The Conservation Values Atlas details further information about key ecological features.
Pressures on some of the key ecological features relevant to the oil and gas industry include:
Ancient coastline at 125 m depth contour: noise pollution.
Ancient coastline at 90-120 m depth contour: physical habitat modification.
Carbonate bank and terrace system of the Sahul Shelf: changes in sea temperature, marine debris and physical habitat modification.
Continental Slope demersal fish communities: physical habitat modification and changes in the sea temperature.
Exmouth Plateau: physical habitat modification.

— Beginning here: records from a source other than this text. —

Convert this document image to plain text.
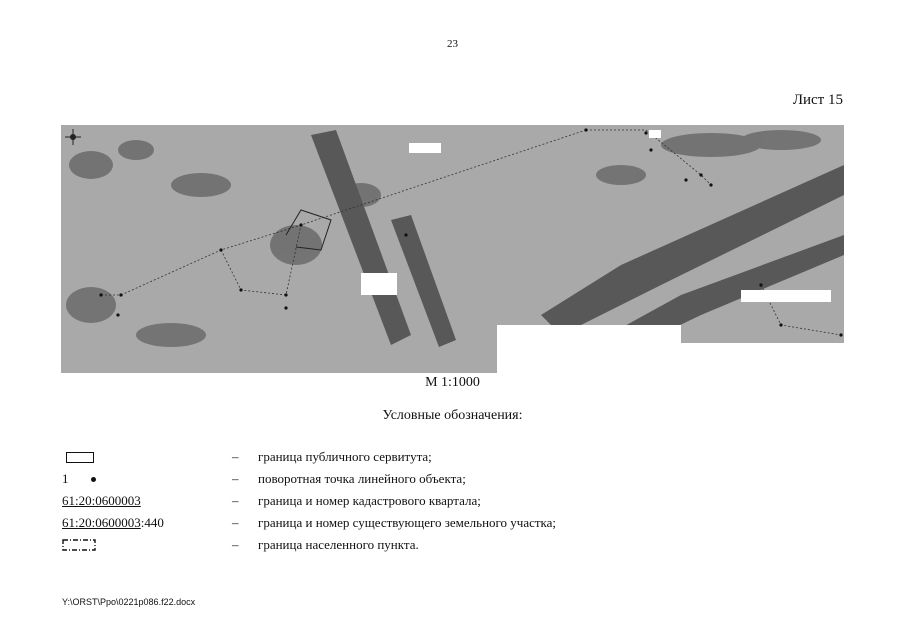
23
Лист 15
М 1:1000
Условные обозначения:
– граница публичного сервитута;
1	– поворотная точка линейного объекта;
61:20:0600003	– граница и номер кадастрового квартала;
61:20:0600003 :440	– граница и номер существующего земельного участка;
– граница населенного пункта.
Y:\ORST\Ppo\0221p086.f22.docx
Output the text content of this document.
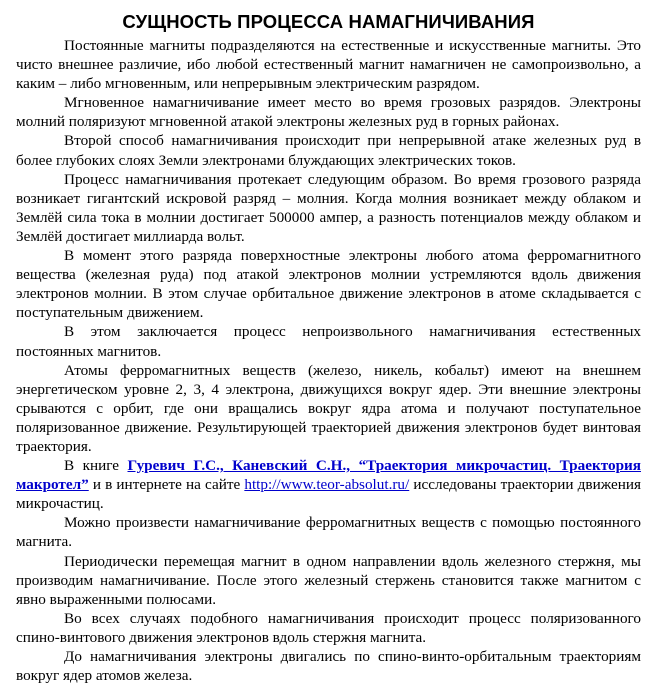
СУЩНОСТЬ ПРОЦЕССА НАМАГНИЧИВАНИЯ

Постоянные магниты подразделяются на естественные и искусственные магниты. Это чисто внешнее различие, ибо любой естественный магнит намагничен не самопроизвольно, а каким – либо мгновенным, или непрерывным электрическим разрядом.

Мгновенное намагничивание имеет место во время грозовых разрядов. Электроны молний поляризуют мгновенной атакой электроны железных руд в горных районах.

Второй способ намагничивания происходит при непрерывной атаке железных руд в более глубоких слоях Земли электронами блуждающих электрических токов.

Процесс намагничивания протекает следующим образом. Во время грозового разряда возникает гигантский искровой разряд – молния. Когда молния возникает между облаком и Землёй сила тока в молнии достигает 500000 ампер, а разность потенциалов между облаком и Землёй достигает миллиарда вольт.

В момент этого разряда поверхностные электроны любого атома ферромагнитного вещества (железная руда) под атакой электронов молнии устремляются вдоль движения электронов молнии. В этом случае орбитальное движение электронов в атоме складывается с поступательным движением.

В этом заключается процесс непроизвольного намагничивания естественных постоянных магнитов.

Атомы ферромагнитных веществ (железо, никель, кобальт) имеют на внешнем энергетическом уровне 2, 3, 4 электрона, движущихся вокруг ядер. Эти внешние электроны срываются с орбит, где они вращались вокруг ядра атома и получают поступательное поляризованное движение. Результирующей траекторией движения электронов будет винтовая траектория.

В книге Гуревич Г.С., Каневский С.Н., “Траектория микрочастиц. Траектория макротел” и в интернете на сайте http://www.teor-absolut.ru/ исследованы траектории движения микрочастиц.

Можно произвести намагничивание ферромагнитных веществ с помощью постоянного магнита.

Периодически перемещая магнит в одном направлении вдоль железного стержня, мы производим намагничивание. После этого железный стержень становится также магнитом с явно выраженными полюсами.

Во всех случаях подобного намагничивания происходит процесс поляризованного спино-винтового движения электронов вдоль стержня магнита.

До намагничивания электроны двигались по спино-винто-орбитальным траекториям вокруг ядер атомов железа.
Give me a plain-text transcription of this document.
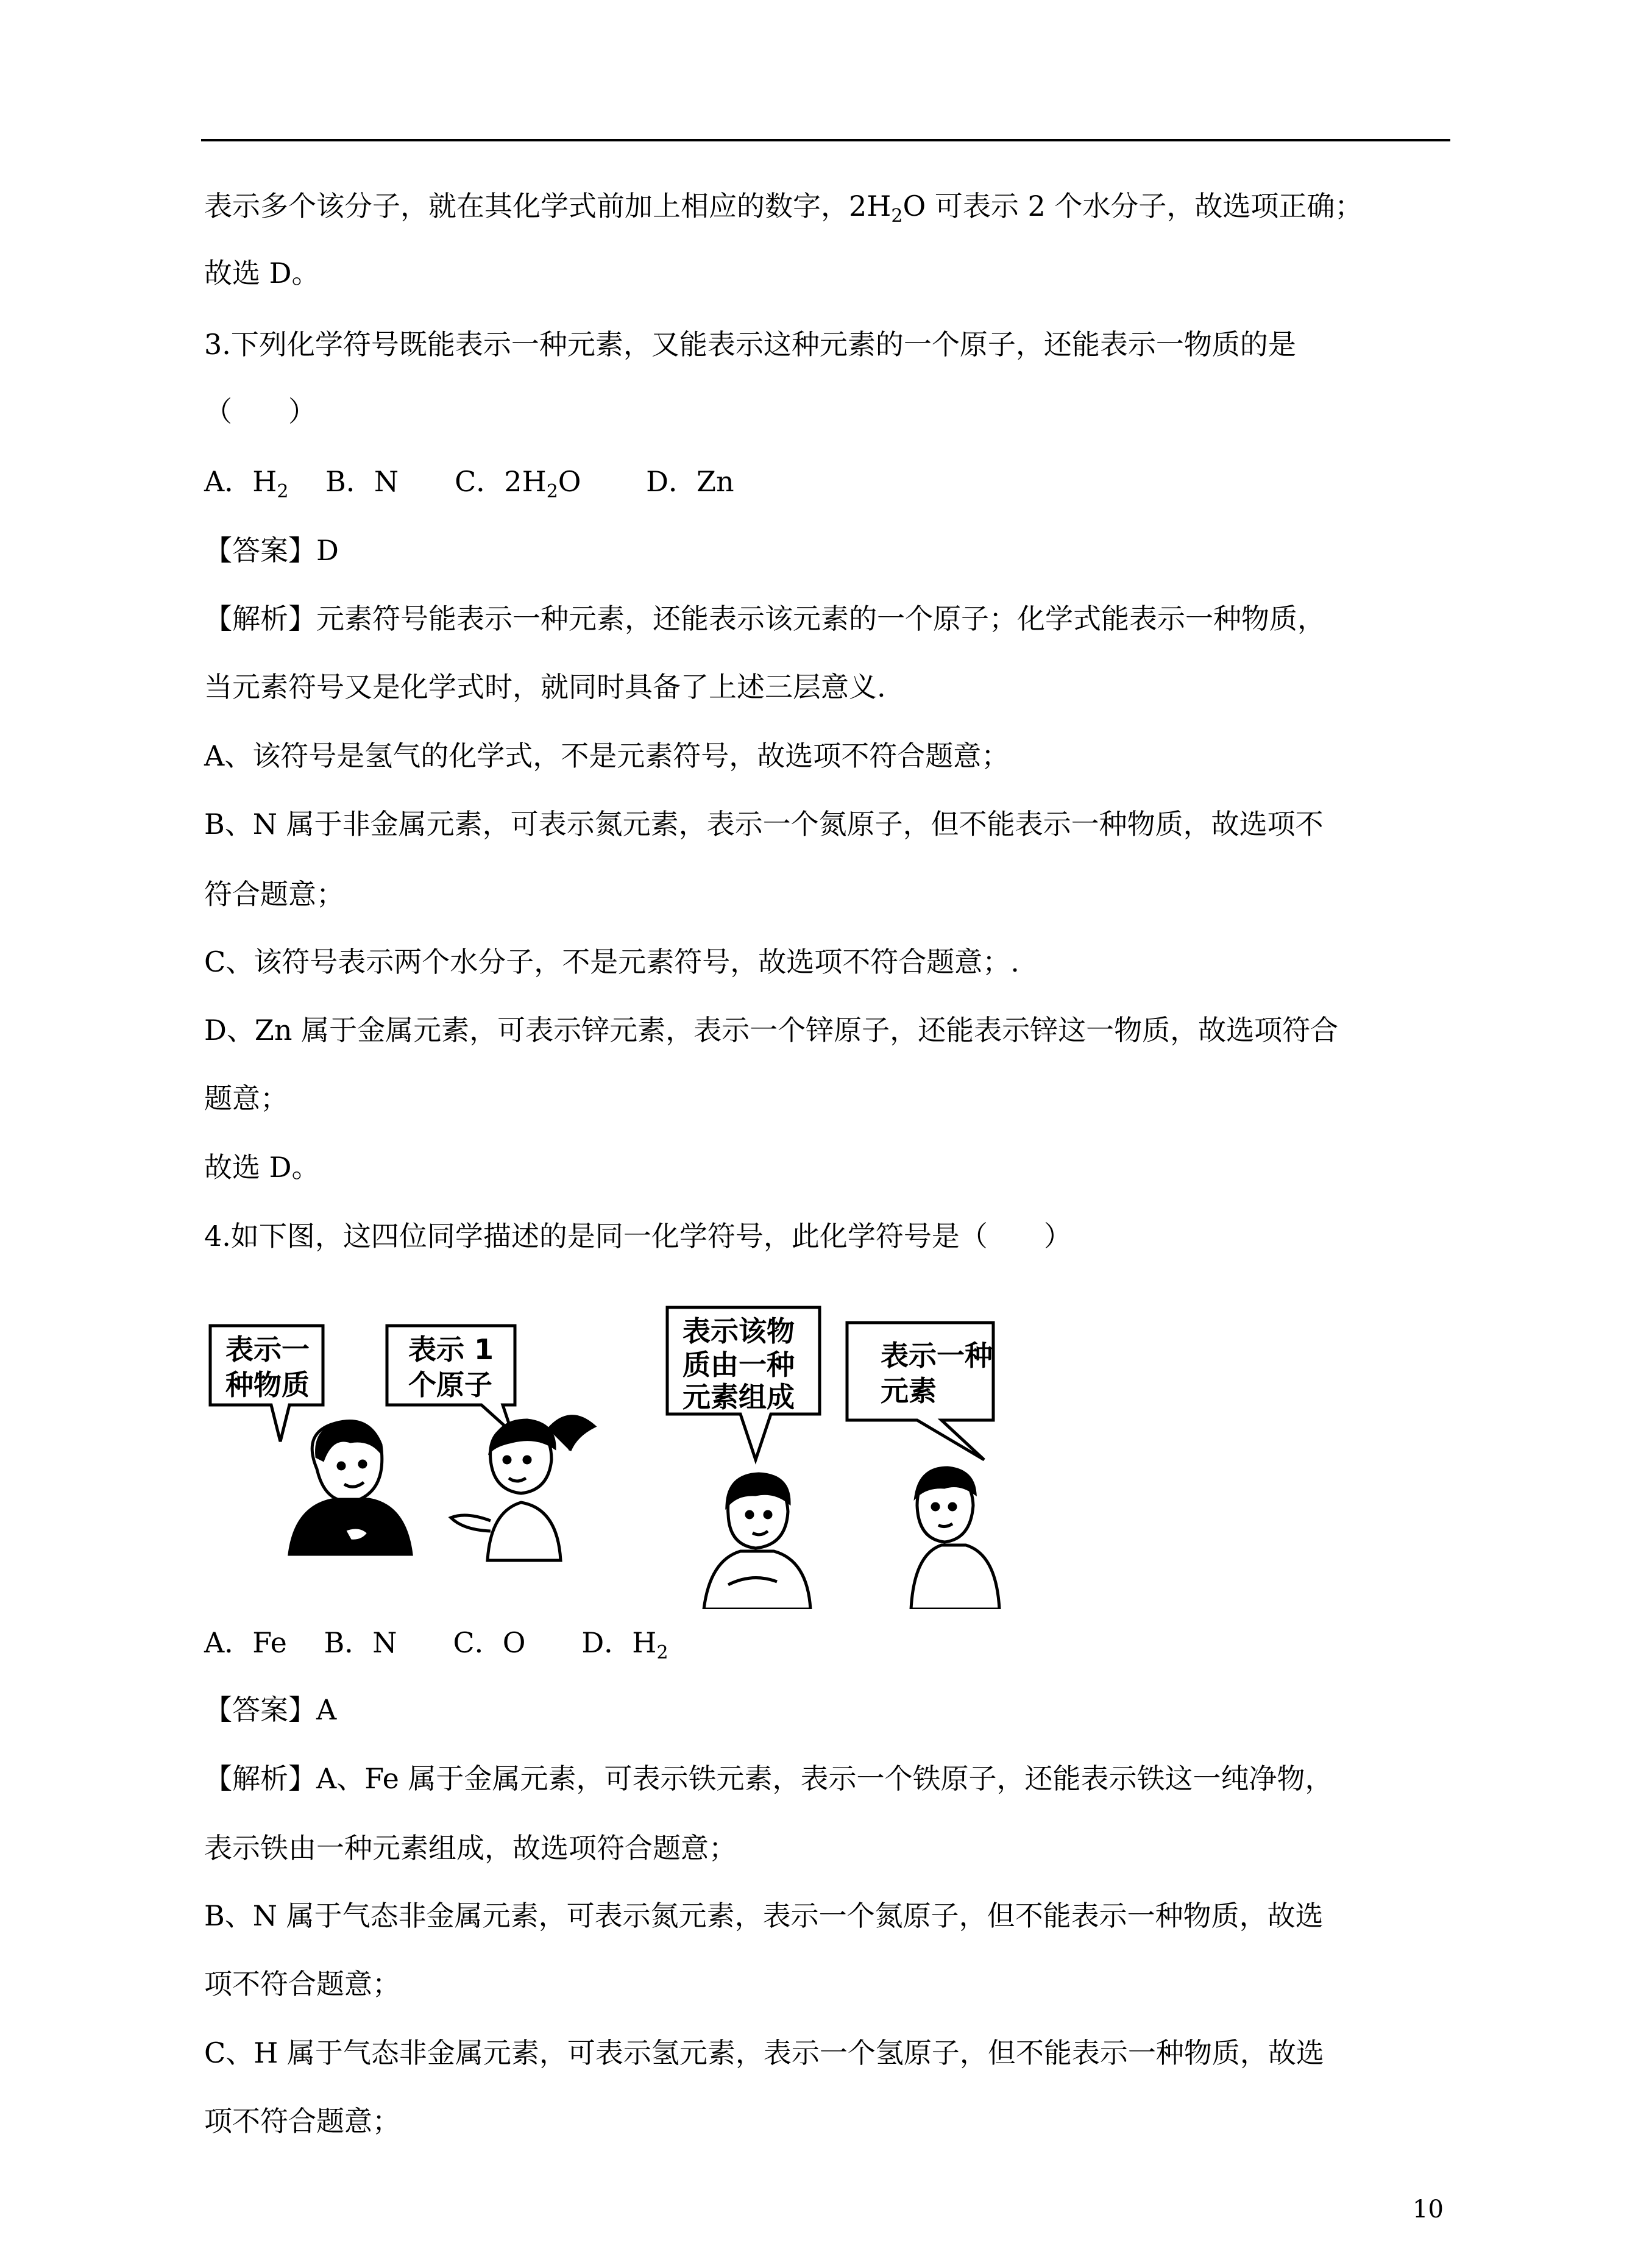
表示多个该分子，就在其化学式前加上相应的数字，$2H_2O$ 可表示 2 个水分子，故选项正确；
故选 D。
3.下列化学符号既能表示一种元素，又能表示这种元素的一个原子，还能表示一物质的是
（　　）
A．$H_2$　 B．N　　C．$2H_2O$　　 D．Zn
【答案】D
【解析】元素符号能表示一种元素，还能表示该元素的一个原子；化学式能表示一种物质，
当元素符号又是化学式时，就同时具备了上述三层意义.
A、该符号是氢气的化学式，不是元素符号，故选项不符合题意；
B、N 属于非金属元素，可表示氮元素，表示一个氮原子，但不能表示一种物质，故选项不
符合题意；
C、该符号表示两个水分子，不是元素符号，故选项不符合题意；.
D、Zn 属于金属元素，可表示锌元素，表示一个锌原子，还能表示锌这一物质，故选项符合
题意；
故选 D。
4.如下图，这四位同学描述的是同一化学符号，此化学符号是（　　）
表示一
种物质
表示 1
个原子
表示该物
质由一种
元素组成
表示一种
元素
A．Fe　 B．N　　C．O　　D．$H_2$
【答案】A
【解析】A、Fe 属于金属元素，可表示铁元素，表示一个铁原子，还能表示铁这一纯净物，
表示铁由一种元素组成，故选项符合题意；
B、N 属于气态非金属元素，可表示氮元素，表示一个氮原子，但不能表示一种物质，故选
项不符合题意；
C、H 属于气态非金属元素，可表示氢元素，表示一个氢原子，但不能表示一种物质，故选
项不符合题意；
10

Biologically important areas spatially define areas where aggregations of individuals of a species are known to display biologically important behaviour.
All six species of marine turtle that are found in Australian waters are known or may occur in the waters off north and west Australia. These species include the vulnerable hawksbill turtle (Eretmochelys imbricate), vulnerable green turtle (Chelonia mydas), endangered loggerhead turtle (Caretta caretta), endangered olive ridley turtle (Lepidochelys olivacea), endangered leatherback turtle (Dermochelys coriacea) and vulnerable flatback turtle (Natator depressus).
The waters off north and west Australia support important nesting areas for green, hawksbill, loggerhead and flatback turtles. Olive ridley turtles are known to forage in the northern parts of the region but records indicate that they nest only occasionally in the region.
The vulnerable fairy tern as well as numerous migratory bird species are known to occur in the waters off north and west Australia including red-footed booby and wedge-tailed shearwater. Seabirds spend most of their lives at sea, ranging over large distances to forage over the open ocean. Many of these species also breed in and adjacent to the water of north Western Australia, including significant populations of terns, shearwaters and boobies.
During their migration, shorebirds use a number of staging areas as intermediate feeding sites to rest and restore energy reserves. Within and adjacent to the region, there are a number of sites that are of international or national significance to shorebirds. Maps of biologically important areas, for species including cetaceans, marine turtles and migratory birds are available in the Conservation Values Atlas.